The case study reflects essential aspects contained in ROS applications: chained topic and service calls, distributed coordination and access to hardware (robots, sensor). However, the case study’s scale may not fully reflect large-scale ROS applications because it operates within a simplified scenario that focuses on the investigated aspects. Furthermore, the controlled nature of the case studies environment may lack the unpredictability of real-world ROS applications. In other words, our small-scaled case study is beneficial for internal validity as we eliminate external influencing factors, but it diminishes our external validity in terms of generalizability.
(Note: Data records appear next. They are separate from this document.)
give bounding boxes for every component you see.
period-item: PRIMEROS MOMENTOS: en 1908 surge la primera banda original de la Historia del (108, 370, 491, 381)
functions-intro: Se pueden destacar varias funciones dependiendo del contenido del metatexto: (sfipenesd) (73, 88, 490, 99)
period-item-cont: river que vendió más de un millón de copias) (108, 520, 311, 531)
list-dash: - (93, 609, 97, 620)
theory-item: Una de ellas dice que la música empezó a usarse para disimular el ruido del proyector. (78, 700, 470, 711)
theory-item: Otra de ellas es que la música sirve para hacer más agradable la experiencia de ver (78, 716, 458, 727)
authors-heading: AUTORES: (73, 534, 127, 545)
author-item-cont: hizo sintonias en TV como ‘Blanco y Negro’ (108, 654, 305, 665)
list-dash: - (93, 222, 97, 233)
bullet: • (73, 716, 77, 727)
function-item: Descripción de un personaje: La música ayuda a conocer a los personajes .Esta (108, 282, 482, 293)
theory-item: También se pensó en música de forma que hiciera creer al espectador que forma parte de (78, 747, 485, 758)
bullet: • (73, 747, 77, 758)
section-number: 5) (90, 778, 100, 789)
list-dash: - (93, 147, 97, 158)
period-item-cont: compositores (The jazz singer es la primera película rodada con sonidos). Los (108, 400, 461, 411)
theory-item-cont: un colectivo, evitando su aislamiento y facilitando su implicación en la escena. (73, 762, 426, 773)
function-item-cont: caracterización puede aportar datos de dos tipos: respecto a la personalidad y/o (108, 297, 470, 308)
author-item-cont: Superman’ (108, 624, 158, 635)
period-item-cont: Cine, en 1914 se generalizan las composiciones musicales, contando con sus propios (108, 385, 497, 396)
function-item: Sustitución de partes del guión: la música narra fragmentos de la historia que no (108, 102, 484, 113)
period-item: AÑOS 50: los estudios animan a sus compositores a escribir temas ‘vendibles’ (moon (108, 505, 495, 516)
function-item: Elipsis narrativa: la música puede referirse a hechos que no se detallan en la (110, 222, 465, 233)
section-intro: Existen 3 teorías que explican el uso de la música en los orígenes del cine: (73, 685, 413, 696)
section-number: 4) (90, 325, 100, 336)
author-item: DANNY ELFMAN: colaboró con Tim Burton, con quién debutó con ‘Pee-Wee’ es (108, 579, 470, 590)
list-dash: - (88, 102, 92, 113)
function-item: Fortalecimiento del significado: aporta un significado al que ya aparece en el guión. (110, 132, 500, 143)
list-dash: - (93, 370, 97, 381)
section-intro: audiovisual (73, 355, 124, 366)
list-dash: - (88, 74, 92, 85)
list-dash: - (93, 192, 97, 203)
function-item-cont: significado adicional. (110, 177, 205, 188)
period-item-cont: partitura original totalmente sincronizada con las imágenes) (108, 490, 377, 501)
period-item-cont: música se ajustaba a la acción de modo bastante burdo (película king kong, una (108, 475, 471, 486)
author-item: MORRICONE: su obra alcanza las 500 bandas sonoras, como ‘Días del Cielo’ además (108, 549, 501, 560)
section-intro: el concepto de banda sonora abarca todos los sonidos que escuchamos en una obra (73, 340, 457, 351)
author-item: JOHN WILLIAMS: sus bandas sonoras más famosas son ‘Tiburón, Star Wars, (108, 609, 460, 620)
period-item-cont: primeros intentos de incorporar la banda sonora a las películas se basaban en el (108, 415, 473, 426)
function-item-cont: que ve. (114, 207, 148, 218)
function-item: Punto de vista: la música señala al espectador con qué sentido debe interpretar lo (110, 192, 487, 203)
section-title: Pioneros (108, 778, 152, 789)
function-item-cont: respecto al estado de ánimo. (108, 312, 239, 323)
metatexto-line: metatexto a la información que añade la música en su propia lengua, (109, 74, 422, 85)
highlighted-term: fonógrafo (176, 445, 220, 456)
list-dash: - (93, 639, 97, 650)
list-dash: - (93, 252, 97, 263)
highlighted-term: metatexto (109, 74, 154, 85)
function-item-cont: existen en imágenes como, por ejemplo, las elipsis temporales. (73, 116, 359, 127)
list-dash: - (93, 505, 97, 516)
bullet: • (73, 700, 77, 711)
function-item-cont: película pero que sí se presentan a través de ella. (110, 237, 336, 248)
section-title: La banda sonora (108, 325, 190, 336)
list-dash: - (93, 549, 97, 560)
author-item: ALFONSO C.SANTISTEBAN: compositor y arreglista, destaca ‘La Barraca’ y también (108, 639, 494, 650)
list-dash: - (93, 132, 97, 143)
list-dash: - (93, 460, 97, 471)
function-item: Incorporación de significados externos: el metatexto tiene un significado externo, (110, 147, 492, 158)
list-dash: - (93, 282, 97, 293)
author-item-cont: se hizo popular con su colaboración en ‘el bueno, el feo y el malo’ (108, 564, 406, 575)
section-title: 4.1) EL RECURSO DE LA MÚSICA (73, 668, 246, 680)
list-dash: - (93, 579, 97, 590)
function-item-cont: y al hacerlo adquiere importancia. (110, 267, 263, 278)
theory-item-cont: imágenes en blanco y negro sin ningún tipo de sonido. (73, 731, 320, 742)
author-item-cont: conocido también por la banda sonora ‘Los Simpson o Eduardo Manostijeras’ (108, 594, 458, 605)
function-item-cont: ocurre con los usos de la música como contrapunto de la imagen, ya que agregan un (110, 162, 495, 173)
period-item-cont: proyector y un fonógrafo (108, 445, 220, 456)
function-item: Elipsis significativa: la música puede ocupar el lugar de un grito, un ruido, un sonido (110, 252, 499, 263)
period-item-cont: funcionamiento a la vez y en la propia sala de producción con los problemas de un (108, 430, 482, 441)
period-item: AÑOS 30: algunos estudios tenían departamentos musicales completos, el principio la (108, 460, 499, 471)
11 Conclusion and future work

In this paper, we introduced a novel model-driven toolchain to develop robotic applications based on the Robot Operating System. In our approach, first, modelers design the application using an extended Petri net language, the System Model (SyM), which offers dedicated language constructs for ROS-based applications. This answers RQ1, i.e., how to develop ROS applications, which can be formally verified in terms of communication defects, influence of external applications, unused parts and the node internal workflows based on TINA. Input signals can be specified within the SyM to enable integration with other formalisms, which answers RQ2. Second, system engineers use these models to verify the formal properties of the designed applications. To enable using off-the-shelf verification tools, the extended Petri nets are transformed into basic Petri nets. Finally, the SyM is split into Runtime Models (RTMs) for each ROS node, of which each is used to generate ROS code with dedicated extension points to be used by developers. The final application uses these RTMs at runtime and invokes the code provided by developers, which answers RQ3. We showed the feasibility of our approach using an industrial case study where two robot arms collaboratively sort objects in a shared work environment. To show the usefulness of Petri net verification, we presented three scenarios. In summary, our approach improves the development of safe ROS applications due to the integration of verification activities and MDD with code generation combined with runtime models.

The presented work offers the opportunity for numerous extensions in connection to the ROS landscape. Firstly, for scope reasons, ROS actions were not addressed in this work, as these are based on topics and are, therefore, implicitly supported by DiNeROS. Furthermore, the states of an action server can be modeled with Petri nets. Secondly, a central extension of this work will be the modeling of the ROS successor system ROS 2, which provides quality of service (QoS) properties in the area of communication. For this reason, the use of Time Petri Nets will be necessary.